Bill Bosl's research could open the door to preventative interventions for children at risk of developing autism. Photo courtesy of Michael Carroll, Boston Children's Hospital.
Cutting-edge research by USF’s William Bosl could reveal the first signs of autism and lead to treatments that limit or even prevent the disorder’s symptoms.
“We are trying to detect the emerging disorder before a child begins to show symptoms of autism,” said Bosl, director of USF’s Health Informatics program and assistant professor of health informatics, of an ongoing study he’s heading. The study analyzes the brain activity of about 75 kids under 3 years old.
Critical brain development period
If he’s successful, health care providers could detect signs of autism in children as young as 9 months, a year or more before they can be diagnosed with autism based on behavioral symptoms. “That year or two years is a critical brain development period when the potential for developing new therapies is greatest,” Bosl said.

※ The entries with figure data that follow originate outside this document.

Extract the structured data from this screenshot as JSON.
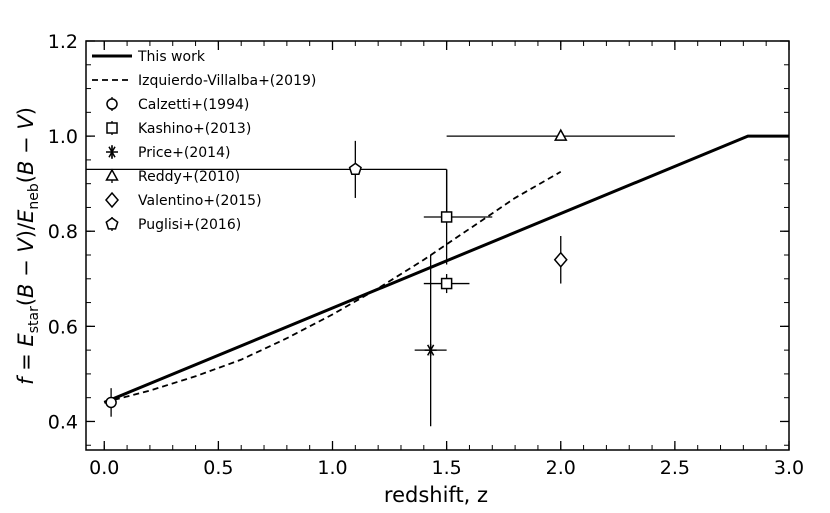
{
  "chart_data": {
    "type": "line",
    "title": "",
    "xlabel": "redshift, z",
    "ylabel": "f = E_star(B − V)/E_neb(B − V)",
    "xlim": [
      -0.08,
      3.0
    ],
    "ylim": [
      0.34,
      1.2
    ],
    "xticks": [
      0.0,
      0.5,
      1.0,
      1.5,
      2.0,
      2.5,
      3.0
    ],
    "xtick_labels": [
      "0.0",
      "0.5",
      "1.0",
      "1.5",
      "2.0",
      "2.5",
      "3.0"
    ],
    "yticks": [
      0.4,
      0.6,
      0.8,
      1.0,
      1.2
    ],
    "ytick_labels": [
      "0.4",
      "0.6",
      "0.8",
      "1.0",
      "1.2"
    ],
    "legend_position": "top-left",
    "lines": [
      {
        "name": "This work",
        "style": "solid",
        "x": [
          0.0,
          2.8,
          2.82,
          3.0
        ],
        "y": [
          0.44,
          0.996,
          1.0,
          1.0
        ]
      },
      {
        "name": "Izquierdo-Villalba+(2019)",
        "style": "dashed",
        "x": [
          0.0,
          0.2,
          0.4,
          0.6,
          0.8,
          1.0,
          1.2,
          1.4,
          1.6,
          1.8,
          2.0
        ],
        "y": [
          0.44,
          0.465,
          0.495,
          0.53,
          0.575,
          0.625,
          0.68,
          0.74,
          0.805,
          0.87,
          0.925
        ]
      }
    ],
    "points": [
      {
        "name": "Calzetti+(1994)",
        "marker": "circle",
        "x": 0.03,
        "y": 0.44,
        "xerr": [
          0,
          0
        ],
        "yerr": [
          0.03,
          0.03
        ]
      },
      {
        "name": "Kashino+(2013)",
        "marker": "square",
        "x": 1.5,
        "y": 0.83,
        "xerr": [
          0.1,
          0.2
        ],
        "yerr": [
          0.1,
          0.1
        ]
      },
      {
        "name": "Kashino+(2013)",
        "marker": "square",
        "x": 1.5,
        "y": 0.69,
        "xerr": [
          0.1,
          0.1
        ],
        "yerr": [
          0.02,
          0.02
        ]
      },
      {
        "name": "Price+(2014)",
        "marker": "asterisk",
        "x": 1.43,
        "y": 0.55,
        "xerr": [
          0.07,
          0.07
        ],
        "yerr": [
          0.16,
          0.2
        ]
      },
      {
        "name": "Reddy+(2010)",
        "marker": "triangle",
        "x": 2.0,
        "y": 1.0,
        "xerr": [
          0.5,
          0.5
        ],
        "yerr": [
          0,
          0
        ]
      },
      {
        "name": "Valentino+(2015)",
        "marker": "diamond",
        "x": 2.0,
        "y": 0.74,
        "xerr": [
          0,
          0
        ],
        "yerr": [
          0.05,
          0.05
        ]
      },
      {
        "name": "Puglisi+(2016)",
        "marker": "pentagon",
        "x": 1.1,
        "y": 0.93,
        "xerr": [
          1.3,
          0.4
        ],
        "yerr": [
          0.06,
          0.06
        ]
      }
    ],
    "error_lines": [
      {
        "note": "Puglisi+(2016) asymmetric bracket",
        "x": [
          1.5,
          1.5
        ],
        "y": [
          0.93,
          0.83
        ]
      }
    ],
    "legend": [
      {
        "label": "This work",
        "symbol": "solid-line"
      },
      {
        "label": "Izquierdo-Villalba+(2019)",
        "symbol": "dashed-line"
      },
      {
        "label": "Calzetti+(1994)",
        "symbol": "circle"
      },
      {
        "label": "Kashino+(2013)",
        "symbol": "square"
      },
      {
        "label": "Price+(2014)",
        "symbol": "asterisk"
      },
      {
        "label": "Reddy+(2010)",
        "symbol": "triangle"
      },
      {
        "label": "Valentino+(2015)",
        "symbol": "diamond"
      },
      {
        "label": "Puglisi+(2016)",
        "symbol": "pentagon"
      }
    ]
  }
}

In their initial study, Bosl, and co-researchers at Harvard Medical School and Boston University, pinpointed brain activity patterns that identified children at high risk for autism with an 80 percent accuracy rate.
Making national headlines
The team’s initial work, first published in BMC Medicine journal and featured on CNN.com and Good Morning America, amazed scientists and physicians around the world because of its use of electrodes arrayed in a cap-like net that’s placed over a child’s head to monitor and record brain activity. Breakthrough computer algorithms developed by Bosl analyze minute patterns in the brain activity for clues.
It’s the first time that electrodes, known as electroencephalograms or EEGs, have been used successfully to detect neurodevelopmental disorders. It’s completely safe, even for newborn infants, and relatively inexpensive, which makes it affordable for health clinics, even those in low-income regions. It also requires only a few minutes of a technician’s time to complete an analysis. Bosl and his team hope that EEG can become widely used for routine pediatric “brain checkups.”
Early intervention for autism and epilepsy
To confirm his initial findings, Bosl has launched a second phase of the study and is assembling an international team of researchers to study thousands of more kids.
“If our early results hold, this could open a window to early treatment that might enable prevention rather than trying to reverse symptoms that have already emerged after the brain developed in an atypical way, as we do today,” Bosl said. “The only thing slowing us down at this point is funding to scale up.”
What’s more, the technology has shown similarly remarkable results in Bosl’s related studies of children suffering from epilepsy and other neurodevelopmental disorders.